Polish Prime Minister Donald Tusk recently appealed for international donations to preserve the facilities and exhibits at Auschwitz, now a museum comprising 155 camp buildings and 300 ruined facilities.
"We will support the Polish prime minister's determination that this remain an international memorial to what has gone wrong and what we need to warn against," Brown told reporters after visiting the gas chambers and other sites where up to 1.5 million people, mostly Jews, are estimated to have died.
Tusk has said the Auschwitz-Birkenau museum, located near the town of Oswiecim in southern Poland, will set up a foundation to administer a special fund with a minimum capital of 120 million euros.
British officials travelling with Brown said the government had not yet decided how much money to contribute to the project.
On a visit to the largest of Adolf Hitler's death camps, Brown said his government would create national awards to honour Britons who helped victims of the Nazis. This would help educate "a new generation into the wrongs of what happened here".
In a message in the visitors' book, Brown wrote: "In this place of desolation, I reaffirm my belief that we all have a duty, each and every one of us, not to stand by but to stand up against discrimination and prejudice."

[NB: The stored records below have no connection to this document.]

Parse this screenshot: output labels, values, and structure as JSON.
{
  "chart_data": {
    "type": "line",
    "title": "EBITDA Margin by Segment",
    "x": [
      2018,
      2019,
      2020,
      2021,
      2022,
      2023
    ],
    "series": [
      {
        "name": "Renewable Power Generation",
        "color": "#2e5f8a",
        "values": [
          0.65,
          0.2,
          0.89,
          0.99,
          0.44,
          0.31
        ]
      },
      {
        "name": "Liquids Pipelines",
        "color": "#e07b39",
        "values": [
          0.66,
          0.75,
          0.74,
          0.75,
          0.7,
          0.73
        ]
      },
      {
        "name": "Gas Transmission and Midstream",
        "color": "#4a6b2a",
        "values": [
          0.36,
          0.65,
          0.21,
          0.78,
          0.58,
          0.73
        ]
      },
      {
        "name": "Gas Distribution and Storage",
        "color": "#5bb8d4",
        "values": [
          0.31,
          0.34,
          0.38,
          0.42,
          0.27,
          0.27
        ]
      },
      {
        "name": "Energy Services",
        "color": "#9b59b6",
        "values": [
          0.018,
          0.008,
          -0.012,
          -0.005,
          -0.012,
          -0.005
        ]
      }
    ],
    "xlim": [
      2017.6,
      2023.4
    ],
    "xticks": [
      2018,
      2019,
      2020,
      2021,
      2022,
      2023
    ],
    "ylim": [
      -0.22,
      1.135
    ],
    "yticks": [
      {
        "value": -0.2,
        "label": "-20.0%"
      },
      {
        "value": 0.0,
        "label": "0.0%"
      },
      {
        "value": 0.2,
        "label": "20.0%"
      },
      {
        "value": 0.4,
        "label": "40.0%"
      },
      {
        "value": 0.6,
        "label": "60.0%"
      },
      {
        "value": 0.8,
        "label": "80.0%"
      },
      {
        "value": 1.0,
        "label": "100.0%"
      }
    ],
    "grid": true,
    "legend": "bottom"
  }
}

Brown, accompanied by his wife Sarah, placed a candle at the 'death wall', where many political prisoners were executed, and walked along the railway track which transported hundreds of thousands of Jews to their deaths.
Message in a bottle
Separately, a Polish official said workers had discovered a bottle hidden in the wall of a building next to the Auschwitz site containing a scrap of paper on which prisoners who worked there had scrawled their names.
Monika Bartosz, spokeswoman for a vocational school now occupying the building, said the bottle had been found during refurbishment work at the site, used as a warehouse by the Nazi SS during World War Two.
On the crumpled scrap were written the names of seven Polish prisoners and one Frenchman, their camp numbers and cities of origin. All were aged 18 to 20 at the time, the note said.
"These buildings did not belong to the territory of the Auschwitz camp but in 1944 the prisoners were used to build a bomb shelter in the cellar of one of the SS warehouses. And that's where the bottle was found," said Bartosz.
The school plans to hand the scrap of paper, probably torn from a cement bag, to the museum at a ceremony soon, Bartosz said. She hoped relatives of those named could attend.
"This would be a beautiful end to this story," she said.